Archives for : julian assange


As I post this, Julian Assange is on Gawker answering readers’ questions (it’s part of the P.R. push for his new book, When Google Met Wikileaks). As you can imagine, it’s pretty rousing stuff. Example: “One thing you can do, which is quite simple, is treat companies like Google and Facebook as the corporations they are. Lots of people – especially on the left – are aware of the ways in which corporations are exploitative and harmful. But there is a disconnect when it comes to Silicon Valley. Lots of people refuse to buy Coca Cola, but they don’t see any problem with having a Gmail account. I think that is changing lately, but we need a movement to divest from these corporations—which destroy privacy—and to build an alternative internet that isn’t as actively harmful to human interests.” A call to action if ever I heard one. Here’s hoping Apple, Panjea, et all, are quaking in their boots today.


WikiLeaks founder Julian Assange has said he’ll leave the Ecuadorean Embassy in London “soon.” He’s been holed up there for two years, primarily to avoid extradition to Sweden for a sexual misconduct charge, but also to avoid extradition to the U.S., where he fears indictment and possible criminal charges. Concurrently, from his self-exile in Russia, Edward Snowden used a cover story in Wiredto once again defend his release of thousands of classified NSA documents. Meanwhile, WikiLeaks whistleblower Chelsea Manning remains in Fort Leavenworth Prison, where she now charges that the U.S. military is denying her gender reassignment treatment.

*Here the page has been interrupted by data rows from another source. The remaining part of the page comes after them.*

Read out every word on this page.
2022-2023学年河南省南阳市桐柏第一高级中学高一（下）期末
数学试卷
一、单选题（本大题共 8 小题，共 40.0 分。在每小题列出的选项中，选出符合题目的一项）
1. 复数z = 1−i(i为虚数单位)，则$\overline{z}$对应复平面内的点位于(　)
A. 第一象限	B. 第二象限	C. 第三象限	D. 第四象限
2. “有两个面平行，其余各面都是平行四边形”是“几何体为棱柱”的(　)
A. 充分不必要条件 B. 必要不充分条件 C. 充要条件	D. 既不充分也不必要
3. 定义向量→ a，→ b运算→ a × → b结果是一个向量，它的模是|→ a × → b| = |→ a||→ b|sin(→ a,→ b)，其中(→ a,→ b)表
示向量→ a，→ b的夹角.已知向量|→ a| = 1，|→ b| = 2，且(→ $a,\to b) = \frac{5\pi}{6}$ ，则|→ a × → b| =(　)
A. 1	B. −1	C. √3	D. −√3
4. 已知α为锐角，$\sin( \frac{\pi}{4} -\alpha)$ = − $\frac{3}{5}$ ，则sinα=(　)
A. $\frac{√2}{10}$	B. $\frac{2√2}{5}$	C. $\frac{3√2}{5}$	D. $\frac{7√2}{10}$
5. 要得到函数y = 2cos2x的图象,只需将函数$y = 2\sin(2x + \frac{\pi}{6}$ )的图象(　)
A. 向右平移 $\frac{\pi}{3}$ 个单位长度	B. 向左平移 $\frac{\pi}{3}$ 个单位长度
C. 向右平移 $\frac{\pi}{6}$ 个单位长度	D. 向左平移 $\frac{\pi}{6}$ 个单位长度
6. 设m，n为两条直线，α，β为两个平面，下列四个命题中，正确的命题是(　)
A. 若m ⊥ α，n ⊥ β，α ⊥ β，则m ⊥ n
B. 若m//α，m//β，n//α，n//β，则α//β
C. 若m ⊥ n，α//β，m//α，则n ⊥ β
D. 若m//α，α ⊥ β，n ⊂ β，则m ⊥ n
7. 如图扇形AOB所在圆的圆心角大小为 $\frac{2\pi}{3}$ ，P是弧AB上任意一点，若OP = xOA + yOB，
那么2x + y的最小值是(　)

Here at Fawkes Rising, we fervently advocate for transparency over secrecy, disclosure over deception—and the people who reveal what others try to conceal are our champions. But it’s worth noting that when faced with the consequences of having acted on this principle, the three individuals under discussion reacted very differently. One took sanctuary; one took flight…


…and one—the one with the most to lose, given the ongoing nature of her gender reassignment, stood her ground and faced her accusers. Maybe it’s due to her military training; but whatever the reason, it marks her out in our eyes as a higher calibre of hero, and her current troubles of more consequence than the much more written-about travails of her two more elusive contemporaries.